Der diesjährige CV-Gipfel im Crypto Valley war anders als in den Vorjahren. Die Projekte waren professioneller und ausgereifter. Der Schweizer Finanzminister versprach schnelle und klare Regelungen. Einen Monat später, was können wir davon lernen?

Letzten Monat, am 27. März, dem gleichen Tag, an dem Liechtenstein sein Finance Forum in Vaduz veranstaltete, fand in Zug, Schweiz, der CV Crypto Valley Summit statt. Das halbjährliche Treffen zog mehr als 1.000 Teilnehmer an, darunter führende Politiker, Investoren, Start-ups und Unternehmen.

Früher bekannt als „Blockchain Summit – Crypto Valley“, heisst die Veranstaltung heute CV Summit. Auf die Frage, warum das Wort „Blockchain“ aus dem Namen gestrichen wurde, sagte Mathias Ruch, CEO von Crypto Valley Venture Capital und Organisator der Veranstaltung, es sei Teil einer grösseren Umbaumassnahmen-Kampagne.

Das Thema der Veranstaltung war „BUIDL“, ein Wortspiel zum Begriff „HODL“, das darauf hindeutet, dass es für den Markt an der Zeit ist, auf die nächste Ebene zu wechseln.

Krypto-Frühling vor unseren Türen

Die Stimmung auf dem Gipfel war positiv, und trotz des jüngsten Bear Markets erwarten die Veranstaltungsteilnehmer eine strahlende Zukunft. In einem Interview mit CNN Money Switzerland spricht Mathias Ruch von einem Krypto-Frühling: „Krypto-Frühling bedeutet, dass die nächste Stufe der Blockchain-Entwicklung direkt vor unseren Türen liegt“, sagt Ruch.

Er erklärte, dass die Menge auf dem diesjährigen Gipfel anders sei als in den Vorjahren. Projekte, die jetzt kommen, sind vorfinanziert, sie verfügen oft über eine Risikokapitalfinanzierung oder zumindest über eine Angel-Finanzierung, sie sind ausgereifter und haben richtige Geschäftspläne, nicht nur ein dreiseitiges Whitepaper.

Und nicht nur Start-ups kommen. Zu den Teilnehmern der Veranstaltung gehörten internationale Unternehmen, die mehr über die Technologie erfahren und Möglichkeiten erkunden wollten.

Ruch erklärt, dass Unternehmen den aktuellen Stand der Blockchain-Technologie als Einstiegspunkt sehen. Für sie ist zwar klar, dass sich die Blockchain auf ihre Geschäftsmodelle auswirken wird, aber die Frage ist eher, wie man Ressourcen zuteilt und was sind die besten Anwendungsfälle. 

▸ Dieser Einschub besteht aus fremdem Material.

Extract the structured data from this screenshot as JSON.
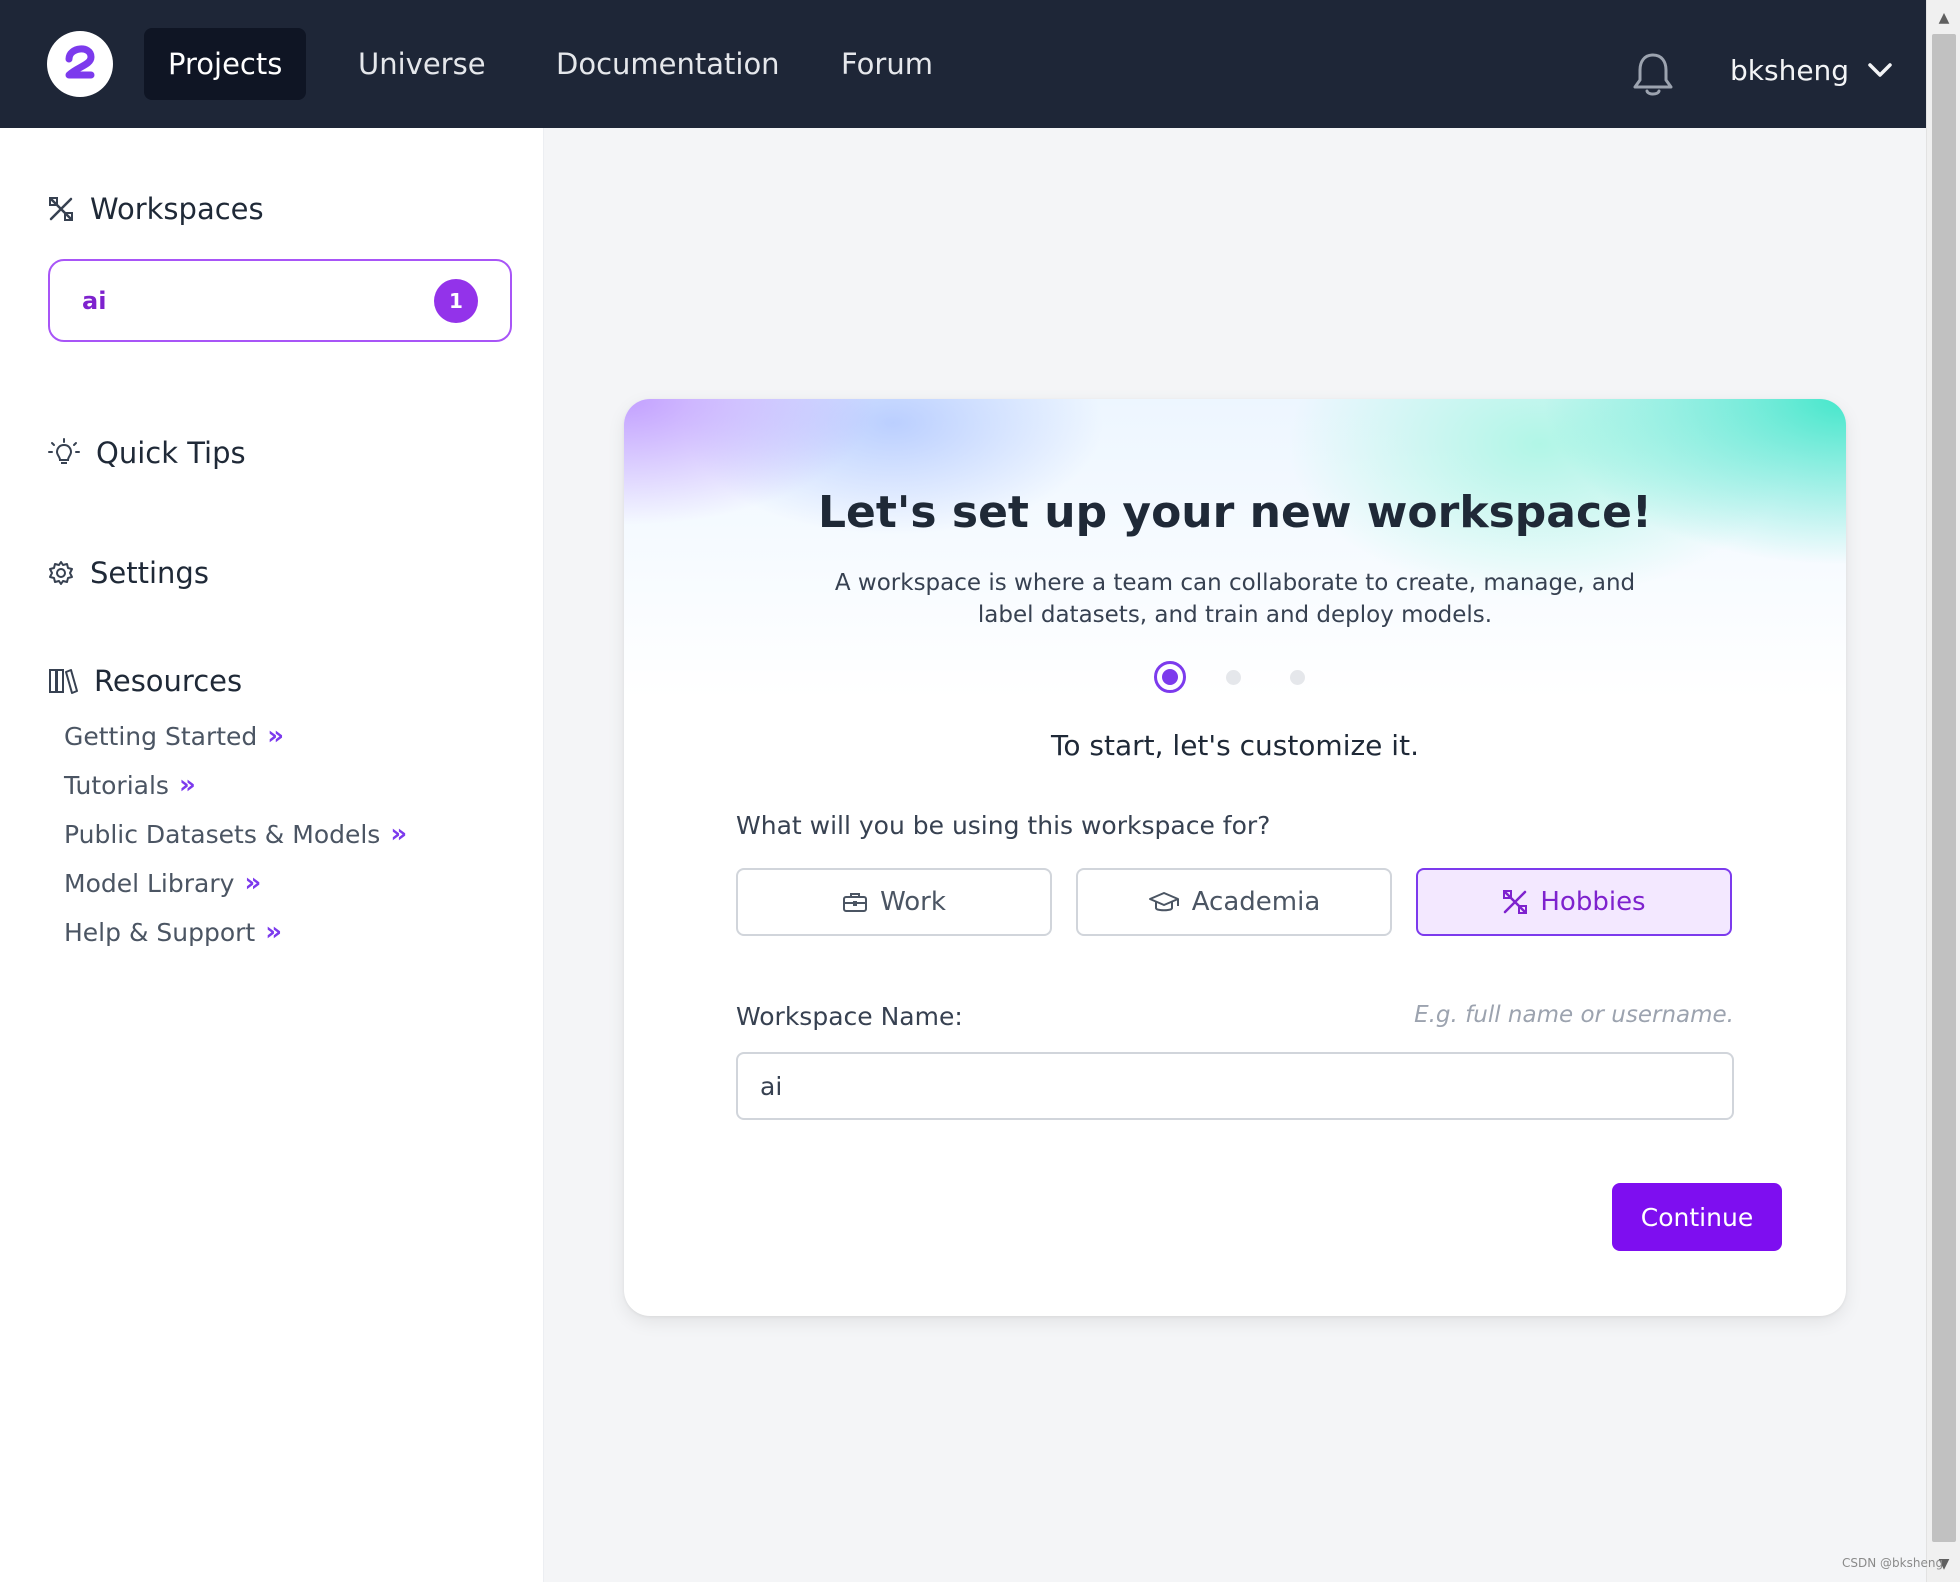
{
  "nav": {
    "logo_icon": "roboflow-logo-icon",
    "items": [
      {
        "label": "Projects",
        "active": true
      },
      {
        "label": "Universe",
        "active": false
      },
      {
        "label": "Documentation",
        "active": false
      },
      {
        "label": "Forum",
        "active": false
      }
    ],
    "bell_icon": "bell-icon",
    "username": "bksheng",
    "chevron_icon": "chevron-down-icon"
  },
  "sidebar": {
    "workspaces": {
      "heading": "Workspaces",
      "icon": "tools-icon"
    },
    "workspace_card": {
      "name": "ai",
      "badge": "1"
    },
    "quick_tips": {
      "heading": "Quick Tips",
      "icon": "lightbulb-icon"
    },
    "settings": {
      "heading": "Settings",
      "icon": "gear-icon"
    },
    "resources": {
      "heading": "Resources",
      "icon": "books-icon",
      "links": [
        {
          "label": "Getting Started",
          "chevron": "»"
        },
        {
          "label": "Tutorials",
          "chevron": "»"
        },
        {
          "label": "Public Datasets & Models",
          "chevron": "»"
        },
        {
          "label": "Model Library",
          "chevron": "»"
        },
        {
          "label": "Help & Support",
          "chevron": "»"
        }
      ]
    }
  },
  "card": {
    "title": "Let's set up your new workspace!",
    "description": "A workspace is where a team can collaborate to create, manage, and label datasets, and train and deploy models.",
    "steps": {
      "total": 3,
      "current": 1
    },
    "subtitle": "To start, let's customize it.",
    "question": "What will you be using this workspace for?",
    "options": [
      {
        "label": "Work",
        "icon": "briefcase-icon",
        "selected": false
      },
      {
        "label": "Academia",
        "icon": "graduation-cap-icon",
        "selected": false
      },
      {
        "label": "Hobbies",
        "icon": "tools-icon",
        "selected": true
      }
    ],
    "name_field": {
      "label": "Workspace Name:",
      "hint": "E.g. full name or username.",
      "value": "ai"
    },
    "continue_label": "Continue"
  },
  "colors": {
    "nav_bg": "#1e2637",
    "accent": "#7e0ef0",
    "selected_bg": "#f3e8ff"
  },
  "watermark": "CSDN @bksheng"
}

Finanzminister kündigte schnelle und klare Regelungen an

Ein Höhepunkt der Veranstaltung war die Rede von Ueli Maurer, Schweizer Finanzminister. Maurer betonte, dass die Regelungen für den Blockchain-Bereich schnell und klar festgelegt werden müssen.

Das passte gut zum Publikum. In letzter Zeit haben der Privatsektor und auch die Crypto Valley Association der Regierung vorgeworfen, zu langsam zu sein und nicht mit den breiteren regulatorischen Entwicklungen in Europa und weltweit Schritt zu halten.

Maurer wandte sich an die Blockchain-Community am CV-Gipfel, nur wenige Tage nachdem der Bund einen Blockchain-freundlichen Beratungsprozess eingeführt hatte. Zudem hat das Parlament Anfang des Monats für weitere Krypto-Regulierungen gestimmt, was bedeutet, dass der digitale Austausch von der FINMA als Finanzinstitut reguliert werden sollte.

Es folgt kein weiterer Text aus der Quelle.